Look carefully at the cover of the July Redbook. It looks like JULIA ROBERTS, but it's not. Oh, that's Julia Roberts' head and Julia Roberts' body, but the head is from a photo taken in 2002, and the body is from the premiere of Notting Hill in 1999. Apparently acting on the theory that the whole is less than the sum of its parts, Redbook cut and pasted the two images to form a single, beautiful but inhuman Julia. (Cover line: THE REAL JULIA. Irony much?) Now the real real Julia is hopping mad. To restore journalistic integrity to the pictorial exploitation of celebrities, we present a photo of the total Julia. Doesn't she look fine in one piece?
LUTHER IS KING
It may be the first time in history that a man without the power of speech has the No. 1 record in the country. LUTHER VANDROSS had a stroke in April, and although he's no longer in a coma, he's still in the hospital. But his new album, Dance with My Father, buoyed by a hit single and sympathetic fans, sold more than 400,000 copies last week to grab the top spot on the Billboard charts--something Vandross had never done before. By contrast, last year's American Idol runner-up, Justin Guarini, who can't shut up, saw his first solo album debut at No. 20.

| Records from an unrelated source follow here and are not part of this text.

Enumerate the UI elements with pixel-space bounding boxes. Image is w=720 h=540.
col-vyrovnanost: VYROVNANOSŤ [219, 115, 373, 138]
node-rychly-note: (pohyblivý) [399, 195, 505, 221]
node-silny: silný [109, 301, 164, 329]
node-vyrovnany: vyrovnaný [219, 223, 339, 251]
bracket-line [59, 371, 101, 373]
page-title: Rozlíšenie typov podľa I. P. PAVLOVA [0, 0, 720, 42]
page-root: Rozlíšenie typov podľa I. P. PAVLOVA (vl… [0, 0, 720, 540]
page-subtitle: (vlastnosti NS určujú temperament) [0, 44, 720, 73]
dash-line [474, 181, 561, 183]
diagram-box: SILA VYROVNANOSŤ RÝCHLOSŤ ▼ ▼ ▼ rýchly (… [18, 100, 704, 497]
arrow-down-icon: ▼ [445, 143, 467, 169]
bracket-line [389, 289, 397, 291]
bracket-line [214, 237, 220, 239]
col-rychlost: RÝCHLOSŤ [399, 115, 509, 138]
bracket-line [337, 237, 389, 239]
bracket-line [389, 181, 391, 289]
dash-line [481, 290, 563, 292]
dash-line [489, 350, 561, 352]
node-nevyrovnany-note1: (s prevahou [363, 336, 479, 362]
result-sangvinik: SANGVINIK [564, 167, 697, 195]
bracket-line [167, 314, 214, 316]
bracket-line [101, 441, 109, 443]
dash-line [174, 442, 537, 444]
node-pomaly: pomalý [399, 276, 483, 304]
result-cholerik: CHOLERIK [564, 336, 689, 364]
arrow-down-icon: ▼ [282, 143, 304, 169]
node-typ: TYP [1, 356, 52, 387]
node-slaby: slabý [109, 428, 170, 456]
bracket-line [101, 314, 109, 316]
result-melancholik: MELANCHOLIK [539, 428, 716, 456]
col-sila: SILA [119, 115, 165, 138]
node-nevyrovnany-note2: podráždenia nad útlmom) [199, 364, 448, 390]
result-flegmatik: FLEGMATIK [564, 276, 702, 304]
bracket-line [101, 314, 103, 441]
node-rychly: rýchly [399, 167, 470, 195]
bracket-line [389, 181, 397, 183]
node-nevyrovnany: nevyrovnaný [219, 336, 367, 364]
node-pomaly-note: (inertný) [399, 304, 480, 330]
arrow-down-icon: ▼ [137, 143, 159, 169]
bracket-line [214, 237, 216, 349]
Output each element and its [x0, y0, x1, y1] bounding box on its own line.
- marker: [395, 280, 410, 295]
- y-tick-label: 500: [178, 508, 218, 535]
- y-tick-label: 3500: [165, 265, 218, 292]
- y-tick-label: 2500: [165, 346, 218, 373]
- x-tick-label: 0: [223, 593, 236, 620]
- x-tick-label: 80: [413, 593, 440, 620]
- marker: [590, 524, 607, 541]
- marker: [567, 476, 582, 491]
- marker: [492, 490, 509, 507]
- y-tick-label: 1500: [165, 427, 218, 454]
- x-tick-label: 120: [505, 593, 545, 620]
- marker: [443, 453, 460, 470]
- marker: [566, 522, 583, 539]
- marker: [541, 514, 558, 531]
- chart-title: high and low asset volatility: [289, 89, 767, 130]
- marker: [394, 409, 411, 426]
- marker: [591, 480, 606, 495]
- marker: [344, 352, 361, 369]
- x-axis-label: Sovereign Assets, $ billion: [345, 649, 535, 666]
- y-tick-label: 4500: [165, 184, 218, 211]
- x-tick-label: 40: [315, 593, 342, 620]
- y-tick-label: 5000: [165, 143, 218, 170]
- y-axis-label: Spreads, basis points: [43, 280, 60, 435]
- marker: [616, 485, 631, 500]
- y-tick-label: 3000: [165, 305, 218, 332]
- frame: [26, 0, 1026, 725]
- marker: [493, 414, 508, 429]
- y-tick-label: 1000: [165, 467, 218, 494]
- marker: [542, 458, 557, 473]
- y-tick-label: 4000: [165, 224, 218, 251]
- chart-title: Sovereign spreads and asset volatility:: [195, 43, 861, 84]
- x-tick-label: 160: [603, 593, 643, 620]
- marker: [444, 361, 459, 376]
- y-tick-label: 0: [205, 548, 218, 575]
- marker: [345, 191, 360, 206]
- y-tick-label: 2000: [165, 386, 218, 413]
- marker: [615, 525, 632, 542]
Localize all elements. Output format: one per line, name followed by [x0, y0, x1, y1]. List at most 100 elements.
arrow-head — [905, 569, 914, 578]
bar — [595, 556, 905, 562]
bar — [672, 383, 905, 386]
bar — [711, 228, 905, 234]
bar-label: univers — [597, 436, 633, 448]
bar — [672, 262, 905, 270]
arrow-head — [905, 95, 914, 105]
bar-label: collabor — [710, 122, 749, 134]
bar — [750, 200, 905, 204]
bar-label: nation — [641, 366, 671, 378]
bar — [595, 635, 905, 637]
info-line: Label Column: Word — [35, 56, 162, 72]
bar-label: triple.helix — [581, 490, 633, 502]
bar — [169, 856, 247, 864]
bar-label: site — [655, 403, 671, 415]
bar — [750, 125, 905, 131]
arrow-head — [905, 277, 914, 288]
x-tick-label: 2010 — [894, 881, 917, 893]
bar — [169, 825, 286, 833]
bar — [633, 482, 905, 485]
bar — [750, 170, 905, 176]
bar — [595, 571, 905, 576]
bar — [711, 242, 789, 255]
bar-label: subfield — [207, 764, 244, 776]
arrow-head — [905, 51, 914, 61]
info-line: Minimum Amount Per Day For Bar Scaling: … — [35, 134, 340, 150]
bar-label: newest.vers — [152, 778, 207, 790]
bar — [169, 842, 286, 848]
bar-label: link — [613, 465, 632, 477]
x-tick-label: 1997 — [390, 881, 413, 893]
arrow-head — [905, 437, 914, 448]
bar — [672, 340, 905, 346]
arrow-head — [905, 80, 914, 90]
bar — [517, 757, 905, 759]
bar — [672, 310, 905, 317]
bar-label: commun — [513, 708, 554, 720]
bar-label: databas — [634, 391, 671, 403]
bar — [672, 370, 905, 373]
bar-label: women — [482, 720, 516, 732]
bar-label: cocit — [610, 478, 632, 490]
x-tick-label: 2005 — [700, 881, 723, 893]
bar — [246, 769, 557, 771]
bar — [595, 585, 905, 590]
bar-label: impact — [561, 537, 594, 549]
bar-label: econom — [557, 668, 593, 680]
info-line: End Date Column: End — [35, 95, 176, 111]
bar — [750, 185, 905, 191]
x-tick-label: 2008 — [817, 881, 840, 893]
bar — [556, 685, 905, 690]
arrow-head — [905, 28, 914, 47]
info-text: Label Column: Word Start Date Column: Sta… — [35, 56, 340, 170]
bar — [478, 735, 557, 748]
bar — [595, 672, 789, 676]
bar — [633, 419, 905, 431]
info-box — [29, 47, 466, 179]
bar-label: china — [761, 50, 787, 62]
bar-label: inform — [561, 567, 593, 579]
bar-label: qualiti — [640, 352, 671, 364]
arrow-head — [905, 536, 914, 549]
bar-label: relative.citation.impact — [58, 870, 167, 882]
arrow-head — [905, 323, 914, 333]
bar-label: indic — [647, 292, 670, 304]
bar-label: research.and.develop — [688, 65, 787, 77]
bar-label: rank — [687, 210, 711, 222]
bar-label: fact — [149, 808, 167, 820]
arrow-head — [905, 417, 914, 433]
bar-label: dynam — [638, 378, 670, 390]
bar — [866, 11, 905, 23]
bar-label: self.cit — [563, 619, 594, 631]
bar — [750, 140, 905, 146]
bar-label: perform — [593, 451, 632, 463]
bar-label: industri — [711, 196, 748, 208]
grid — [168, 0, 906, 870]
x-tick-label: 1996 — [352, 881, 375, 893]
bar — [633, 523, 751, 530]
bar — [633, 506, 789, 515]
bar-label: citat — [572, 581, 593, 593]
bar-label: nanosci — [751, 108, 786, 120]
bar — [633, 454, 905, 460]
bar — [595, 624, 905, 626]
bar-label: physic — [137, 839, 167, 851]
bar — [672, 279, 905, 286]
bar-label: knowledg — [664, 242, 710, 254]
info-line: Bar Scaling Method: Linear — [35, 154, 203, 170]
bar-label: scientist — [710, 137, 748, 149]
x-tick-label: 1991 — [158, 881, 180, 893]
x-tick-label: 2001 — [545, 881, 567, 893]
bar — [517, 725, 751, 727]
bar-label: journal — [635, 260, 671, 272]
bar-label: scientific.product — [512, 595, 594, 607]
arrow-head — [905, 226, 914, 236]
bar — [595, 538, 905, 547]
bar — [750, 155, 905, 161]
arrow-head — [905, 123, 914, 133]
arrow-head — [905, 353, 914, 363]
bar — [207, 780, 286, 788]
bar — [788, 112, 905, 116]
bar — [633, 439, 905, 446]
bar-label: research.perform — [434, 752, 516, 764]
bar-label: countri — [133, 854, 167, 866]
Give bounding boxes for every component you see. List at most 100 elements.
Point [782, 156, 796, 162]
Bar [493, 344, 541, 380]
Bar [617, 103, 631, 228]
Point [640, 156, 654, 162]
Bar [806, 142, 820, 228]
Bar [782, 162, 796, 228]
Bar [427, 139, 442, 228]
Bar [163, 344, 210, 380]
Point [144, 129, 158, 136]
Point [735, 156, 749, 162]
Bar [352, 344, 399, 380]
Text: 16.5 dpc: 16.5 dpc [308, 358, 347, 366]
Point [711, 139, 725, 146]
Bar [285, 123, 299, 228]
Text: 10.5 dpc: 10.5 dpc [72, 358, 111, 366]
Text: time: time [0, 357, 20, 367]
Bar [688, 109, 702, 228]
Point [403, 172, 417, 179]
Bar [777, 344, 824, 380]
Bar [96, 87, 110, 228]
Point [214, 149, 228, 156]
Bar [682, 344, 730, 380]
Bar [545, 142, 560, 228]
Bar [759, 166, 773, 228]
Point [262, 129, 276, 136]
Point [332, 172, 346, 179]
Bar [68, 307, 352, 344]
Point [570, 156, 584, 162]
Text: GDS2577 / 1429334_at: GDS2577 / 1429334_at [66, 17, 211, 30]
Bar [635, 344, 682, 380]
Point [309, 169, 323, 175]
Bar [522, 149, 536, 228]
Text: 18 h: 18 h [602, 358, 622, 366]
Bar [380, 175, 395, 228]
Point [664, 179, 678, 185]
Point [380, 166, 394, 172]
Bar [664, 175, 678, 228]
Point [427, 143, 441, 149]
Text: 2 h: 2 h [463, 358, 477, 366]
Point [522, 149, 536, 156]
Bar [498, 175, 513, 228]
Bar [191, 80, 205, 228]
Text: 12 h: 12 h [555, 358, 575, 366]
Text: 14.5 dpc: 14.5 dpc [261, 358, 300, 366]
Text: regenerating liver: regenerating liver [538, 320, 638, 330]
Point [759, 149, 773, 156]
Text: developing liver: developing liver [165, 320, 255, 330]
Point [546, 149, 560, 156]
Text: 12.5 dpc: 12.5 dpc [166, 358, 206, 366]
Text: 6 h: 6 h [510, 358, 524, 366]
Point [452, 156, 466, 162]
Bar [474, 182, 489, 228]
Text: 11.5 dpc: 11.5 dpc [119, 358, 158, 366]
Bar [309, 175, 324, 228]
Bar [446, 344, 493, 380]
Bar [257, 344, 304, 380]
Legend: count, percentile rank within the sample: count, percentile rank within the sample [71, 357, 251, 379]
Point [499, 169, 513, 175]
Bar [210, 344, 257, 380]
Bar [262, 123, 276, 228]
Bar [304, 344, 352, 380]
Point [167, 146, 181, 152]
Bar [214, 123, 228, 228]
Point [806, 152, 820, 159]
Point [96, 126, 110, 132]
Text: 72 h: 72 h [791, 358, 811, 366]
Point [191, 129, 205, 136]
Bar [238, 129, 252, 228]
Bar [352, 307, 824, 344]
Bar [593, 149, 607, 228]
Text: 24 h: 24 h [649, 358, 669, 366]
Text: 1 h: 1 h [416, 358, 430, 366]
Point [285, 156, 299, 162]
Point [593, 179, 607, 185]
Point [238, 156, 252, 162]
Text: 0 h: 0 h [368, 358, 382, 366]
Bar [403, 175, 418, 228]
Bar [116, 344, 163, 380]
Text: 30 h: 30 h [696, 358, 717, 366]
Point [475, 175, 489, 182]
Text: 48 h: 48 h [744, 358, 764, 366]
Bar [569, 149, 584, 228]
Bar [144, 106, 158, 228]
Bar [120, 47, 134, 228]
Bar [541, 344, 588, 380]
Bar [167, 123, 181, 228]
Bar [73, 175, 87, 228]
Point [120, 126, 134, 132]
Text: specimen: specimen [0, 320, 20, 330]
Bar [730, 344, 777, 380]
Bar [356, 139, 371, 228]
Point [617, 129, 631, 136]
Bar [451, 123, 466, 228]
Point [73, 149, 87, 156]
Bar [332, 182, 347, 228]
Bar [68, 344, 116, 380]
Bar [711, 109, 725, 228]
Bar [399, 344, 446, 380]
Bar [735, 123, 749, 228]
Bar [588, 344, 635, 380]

SPLITSVILLE KID ROCK AND PAMELA ANDERSON
Like a rare butterfly that's simply too precious and beautiful to live more than but a brief span, the yearlong engagement between bodacious V.I.P. actress Pamela Anderson and rock-rapper Kid Rock is dead. Anderson has been spotted gadding about without her engagement ring, and she is quoted in the current issue of PEOPLE as saying, "The word that best describes me now is 'free.'" What happened? Did Anderson grow jealous of Rock's sumptuous furs? Did she finally wake up one day and realize that she was way, way better looking than he was? Or did she simply conclude that no matter what she did, she could never fill the void in Rock's heart left by the late midget rapper Joe C.? Most probably Rock, 32, got wind of that Ashton Kutcher--Demi Moore pairing and realized that at 35, Anderson was just too young for him.